Self driving will never handle all corner cases until they essentially have a frontal cortex. They probably need something like an LLM to help with very high level abstract situations, e.g. avoiding a hurricane like someone else mentioned in this thread.

  • quantummagic 11 minutes ago

    A frontal cortex isn't enough; there are plenty of corner cases that humans fail at too. The real test is if self-driving performs on par, or better than, humans in the vast majority of cases. If it saves 50,000 lives a year to go with self-driving, it's a net-win even if there are a few people who die in situations where they would have survived with a human driver behind the wheel.

  • whimsicalism 12 minutes ago

    this is absolutely already a thing under development, you can see Waymo is hiring for reasoning roles

  • moomoo11 14 minutes ago

    how would a llm help

    maybe a little biological brain engineered to think it is a car with api access to the car hardware via the llm?

    imagine you get into the car and in the center console you just see a floating brain in vat like fallout

cucumber3732842 6 minutes ago

Clearly they haven't actually had any serious problems getting stuck or anything because it'd be all over the news.

I don't think they're barreling into foot+ deep water.

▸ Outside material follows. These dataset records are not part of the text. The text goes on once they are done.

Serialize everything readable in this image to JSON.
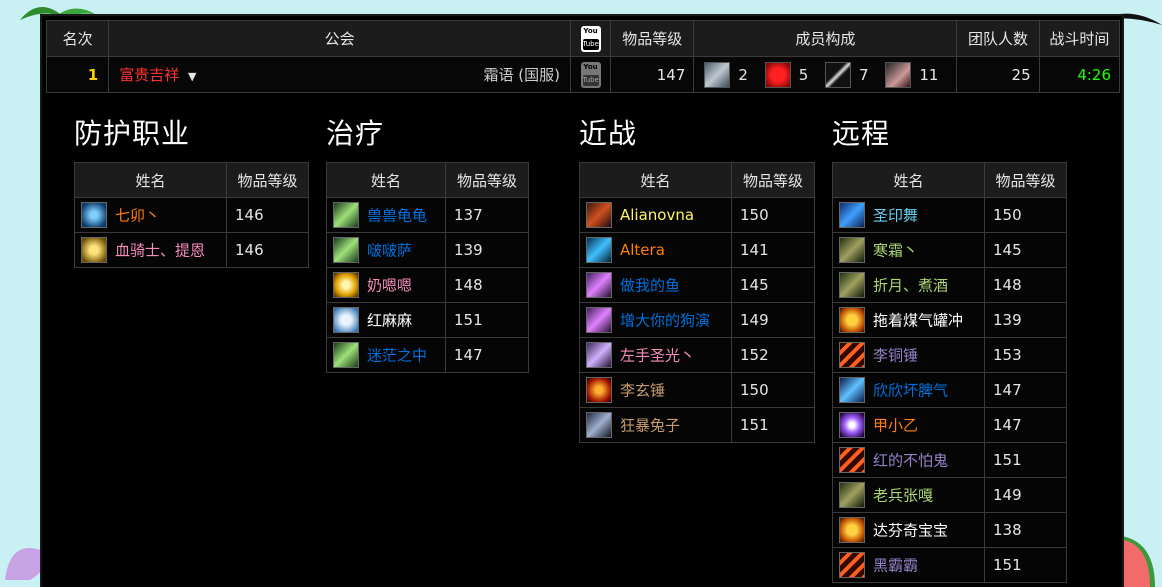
{
  "header": {
    "rank": "名次",
    "guild": "公会",
    "video": "YouTube",
    "item_level": "物品等级",
    "composition": "成员构成",
    "raid_size": "团队人数",
    "fight_time": "战斗时间"
  },
  "row": {
    "rank": "1",
    "guild_name": "富贵吉祥",
    "realm": "霜语 (国服)",
    "item_level": "147",
    "tank_count": "2",
    "healer_count": "5",
    "melee_count": "7",
    "ranged_count": "11",
    "raid_size": "25",
    "fight_time": "4:26"
  },
  "sections": [
    {
      "title": "防护职业",
      "name_header": "姓名",
      "ilvl_header": "物品等级",
      "rows": [
        {
          "name": "七卯丶",
          "ilvl": "146",
          "color": "#ff7d0a",
          "icon": "druid-guardian-icon"
        },
        {
          "name": "血骑士、提恩",
          "ilvl": "146",
          "color": "#f58cba",
          "icon": "paladin-protection-icon"
        }
      ]
    },
    {
      "title": "治疗",
      "name_header": "姓名",
      "ilvl_header": "物品等级",
      "rows": [
        {
          "name": "兽兽龟龟",
          "ilvl": "137",
          "color": "#0070de",
          "icon": "shaman-restoration-icon"
        },
        {
          "name": "啵啵萨",
          "ilvl": "139",
          "color": "#0070de",
          "icon": "shaman-restoration-icon"
        },
        {
          "name": "奶嗯嗯",
          "ilvl": "148",
          "color": "#f58cba",
          "icon": "paladin-holy-icon"
        },
        {
          "name": "红麻麻",
          "ilvl": "151",
          "color": "#ffffff",
          "icon": "priest-discipline-icon"
        },
        {
          "name": "迷茫之中",
          "ilvl": "147",
          "color": "#0070de",
          "icon": "shaman-restoration-icon"
        }
      ]
    },
    {
      "title": "近战",
      "name_header": "姓名",
      "ilvl_header": "物品等级",
      "rows": [
        {
          "name": "Alianovna",
          "ilvl": "150",
          "color": "#fff569",
          "icon": "rogue-icon"
        },
        {
          "name": "Altera",
          "ilvl": "141",
          "color": "#ff7d0a",
          "icon": "druid-feral-icon"
        },
        {
          "name": "做我的鱼",
          "ilvl": "145",
          "color": "#0070de",
          "icon": "shaman-enhancement-icon"
        },
        {
          "name": "增大你的狗演",
          "ilvl": "149",
          "color": "#0070de",
          "icon": "shaman-enhancement-icon"
        },
        {
          "name": "左手圣光丶",
          "ilvl": "152",
          "color": "#f58cba",
          "icon": "paladin-retribution-icon"
        },
        {
          "name": "李玄锤",
          "ilvl": "150",
          "color": "#c79c6e",
          "icon": "warrior-fury-icon"
        },
        {
          "name": "狂暴兔子",
          "ilvl": "151",
          "color": "#c79c6e",
          "icon": "warrior-arms-icon"
        }
      ]
    },
    {
      "title": "远程",
      "name_header": "姓名",
      "ilvl_header": "物品等级",
      "rows": [
        {
          "name": "圣印舞",
          "ilvl": "150",
          "color": "#69ccf0",
          "icon": "mage-frost-icon"
        },
        {
          "name": "寒霜丶",
          "ilvl": "145",
          "color": "#abd473",
          "icon": "hunter-icon"
        },
        {
          "name": "折月、煮酒",
          "ilvl": "148",
          "color": "#abd473",
          "icon": "hunter-icon"
        },
        {
          "name": "拖着煤气罐冲",
          "ilvl": "139",
          "color": "#ffffff",
          "icon": "priest-shadow-icon"
        },
        {
          "name": "李铜锤",
          "ilvl": "153",
          "color": "#9482c9",
          "icon": "warlock-icon"
        },
        {
          "name": "欣欣坏脾气",
          "ilvl": "147",
          "color": "#0070de",
          "icon": "shaman-elemental-icon"
        },
        {
          "name": "甲小乙",
          "ilvl": "147",
          "color": "#ff7d0a",
          "icon": "druid-balance-icon"
        },
        {
          "name": "红的不怕鬼",
          "ilvl": "151",
          "color": "#9482c9",
          "icon": "warlock-icon"
        },
        {
          "name": "老兵张嘎",
          "ilvl": "149",
          "color": "#abd473",
          "icon": "hunter-icon"
        },
        {
          "name": "达芬奇宝宝",
          "ilvl": "138",
          "color": "#ffffff",
          "icon": "priest-shadow-icon"
        },
        {
          "name": "黑霸霸",
          "ilvl": "151",
          "color": "#9482c9",
          "icon": "warlock-icon"
        }
      ]
    }
  ],
  "colors": {
    "guild_name": "#ff3030",
    "rank": "#ffd100",
    "fight_time": "#1eff00"
  }
}
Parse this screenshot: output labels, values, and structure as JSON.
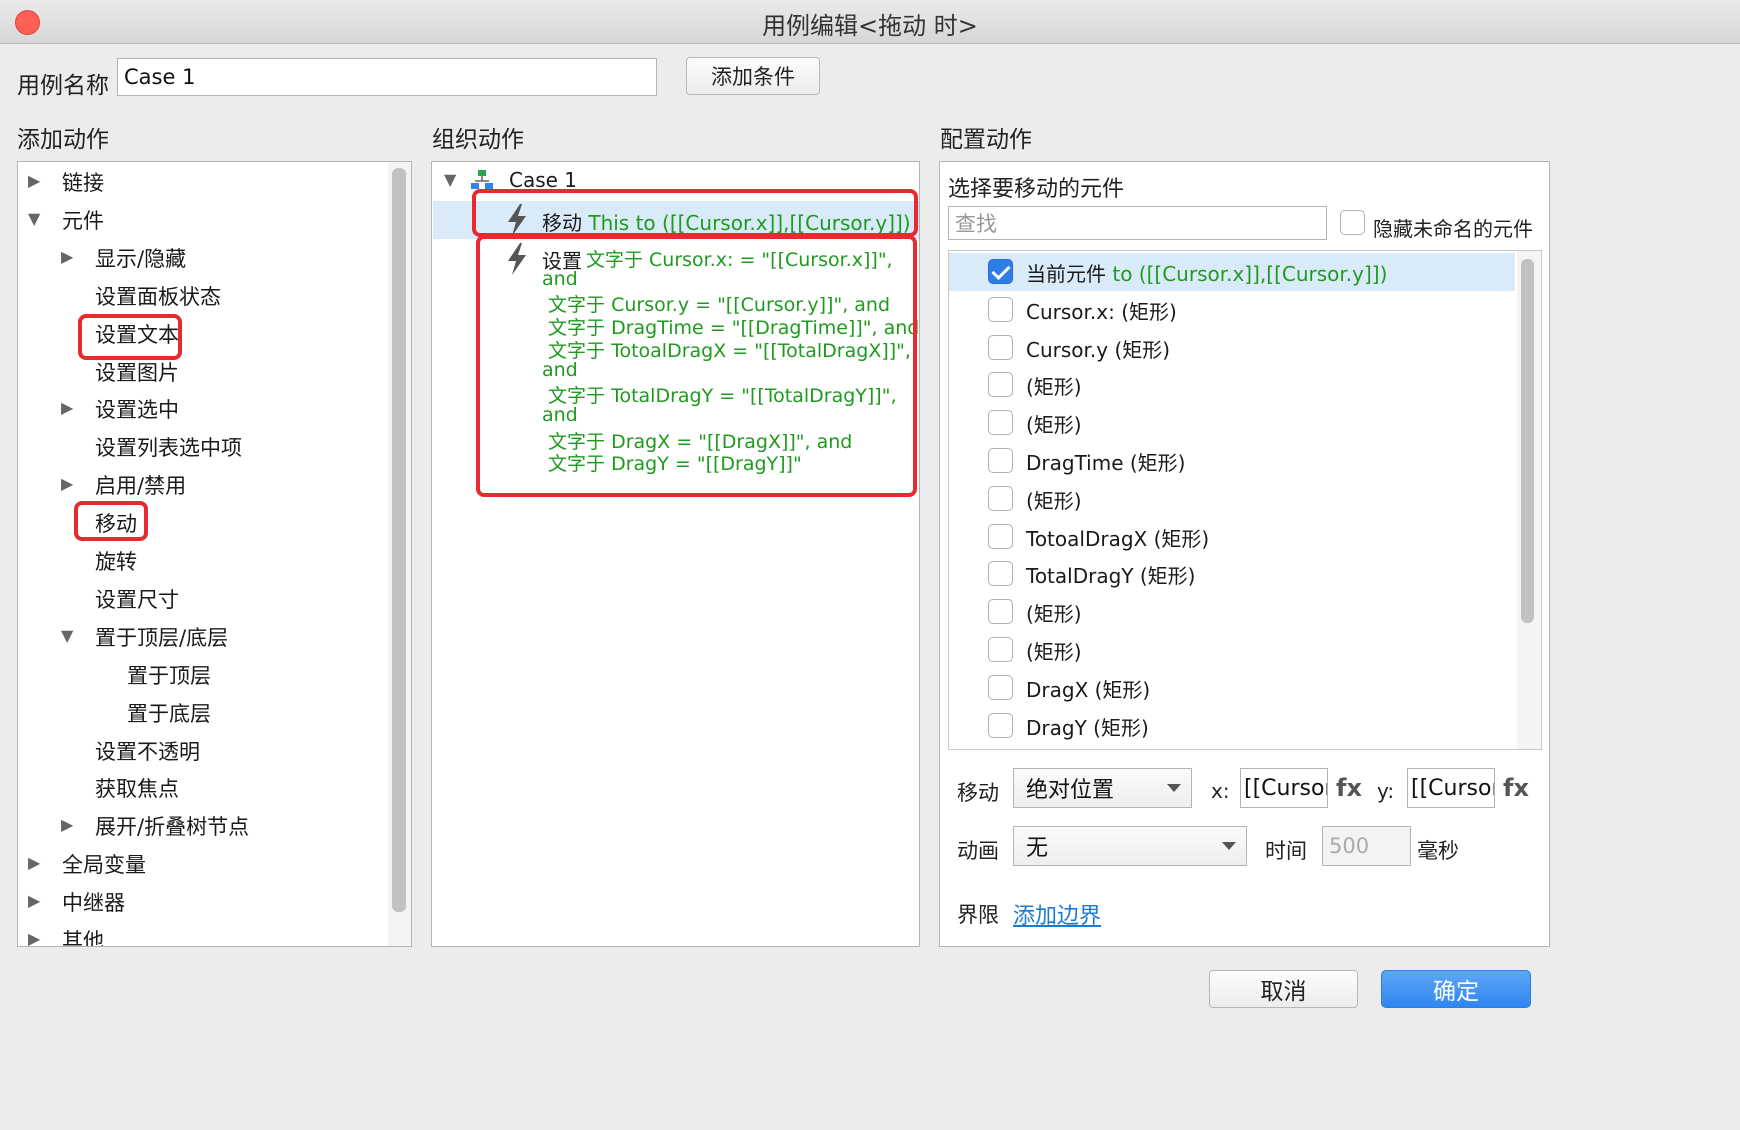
{
  "window": {
    "title": "用例编辑<拖动 时>"
  },
  "case_name": {
    "label": "用例名称",
    "value": "Case 1",
    "add_condition": "添加条件"
  },
  "add_actions": {
    "heading": "添加动作",
    "items": [
      {
        "label": "链接",
        "level": 0,
        "toggle": "collapsed"
      },
      {
        "label": "元件",
        "level": 0,
        "toggle": "expanded"
      },
      {
        "label": "显示/隐藏",
        "level": 1,
        "toggle": "collapsed"
      },
      {
        "label": "设置面板状态",
        "level": 1,
        "toggle": "none"
      },
      {
        "label": "设置文本",
        "level": 1,
        "toggle": "none",
        "highlighted": true
      },
      {
        "label": "设置图片",
        "level": 1,
        "toggle": "none"
      },
      {
        "label": "设置选中",
        "level": 1,
        "toggle": "collapsed"
      },
      {
        "label": "设置列表选中项",
        "level": 1,
        "toggle": "none"
      },
      {
        "label": "启用/禁用",
        "level": 1,
        "toggle": "collapsed"
      },
      {
        "label": "移动",
        "level": 1,
        "toggle": "none",
        "highlighted": true
      },
      {
        "label": "旋转",
        "level": 1,
        "toggle": "none"
      },
      {
        "label": "设置尺寸",
        "level": 1,
        "toggle": "none"
      },
      {
        "label": "置于顶层/底层",
        "level": 1,
        "toggle": "expanded"
      },
      {
        "label": "置于顶层",
        "level": 2,
        "toggle": "none"
      },
      {
        "label": "置于底层",
        "level": 2,
        "toggle": "none"
      },
      {
        "label": "设置不透明",
        "level": 1,
        "toggle": "none"
      },
      {
        "label": "获取焦点",
        "level": 1,
        "toggle": "none"
      },
      {
        "label": "展开/折叠树节点",
        "level": 1,
        "toggle": "collapsed"
      },
      {
        "label": "全局变量",
        "level": 0,
        "toggle": "collapsed"
      },
      {
        "label": "中继器",
        "level": 0,
        "toggle": "collapsed"
      },
      {
        "label": "其他",
        "level": 0,
        "toggle": "collapsed"
      }
    ]
  },
  "organize": {
    "heading": "组织动作",
    "case_label": "Case 1",
    "move_action": {
      "verb": "移动",
      "detail": "This to ([[Cursor.x]],[[Cursor.y]])"
    },
    "set_action": {
      "verb": "设置",
      "lines": [
        "文字于 Cursor.x: = \"[[Cursor.x]]\",",
        "and",
        " 文字于 Cursor.y = \"[[Cursor.y]]\", and",
        " 文字于 DragTime = \"[[DragTime]]\", and",
        " 文字于 TotoalDragX = \"[[TotalDragX]]\",",
        "and",
        " 文字于 TotalDragY = \"[[TotalDragY]]\",",
        "and",
        " 文字于 DragX = \"[[DragX]]\", and",
        " 文字于 DragY = \"[[DragY]]\""
      ]
    }
  },
  "configure": {
    "heading": "配置动作",
    "select_label": "选择要移动的元件",
    "search_placeholder": "查找",
    "hide_unnamed": "隐藏未命名的元件",
    "widgets": [
      {
        "name": "当前元件",
        "suffix": " to ([[Cursor.x]],[[Cursor.y]])",
        "checked": true
      },
      {
        "name": "Cursor.x: (矩形)",
        "suffix": "",
        "checked": false
      },
      {
        "name": "Cursor.y (矩形)",
        "suffix": "",
        "checked": false
      },
      {
        "name": "(矩形)",
        "suffix": "",
        "checked": false
      },
      {
        "name": "(矩形)",
        "suffix": "",
        "checked": false
      },
      {
        "name": "DragTime (矩形)",
        "suffix": "",
        "checked": false
      },
      {
        "name": "(矩形)",
        "suffix": "",
        "checked": false
      },
      {
        "name": "TotoalDragX (矩形)",
        "suffix": "",
        "checked": false
      },
      {
        "name": "TotalDragY (矩形)",
        "suffix": "",
        "checked": false
      },
      {
        "name": "(矩形)",
        "suffix": "",
        "checked": false
      },
      {
        "name": "(矩形)",
        "suffix": "",
        "checked": false
      },
      {
        "name": "DragX (矩形)",
        "suffix": "",
        "checked": false
      },
      {
        "name": "DragY (矩形)",
        "suffix": "",
        "checked": false
      }
    ],
    "move_label": "移动",
    "move_mode": "绝对位置",
    "x_label": "x:",
    "x_value": "[[Cursor",
    "y_label": "y:",
    "y_value": "[[Cursor",
    "fx_label": "fx",
    "anim_label": "动画",
    "anim_value": "无",
    "time_label": "时间",
    "time_value": "500",
    "time_unit": "毫秒",
    "bound_label": "界限",
    "bound_link": "添加边界"
  },
  "footer": {
    "cancel": "取消",
    "ok": "确定"
  },
  "colors": {
    "highlight_red": "#e8292f",
    "action_green": "#1f9a1f",
    "selection_blue": "#d9ebf9",
    "primary_blue": "#2f86f0"
  }
}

I think they're driving into shallower "perfectly navigable but still deep" puddles at normal for the roads speed and this pizza delivery boy type behavior is making passengers clutch their pearls because they are expecting their robotaxi to drive like a high end chauffeur.

LunicLynx 31 minutes ago

If they only would use lidar. Oh wait…

Guestmodinfo 33 minutes ago

Maybe the solution is to put in more billions. Every fad creates jobs.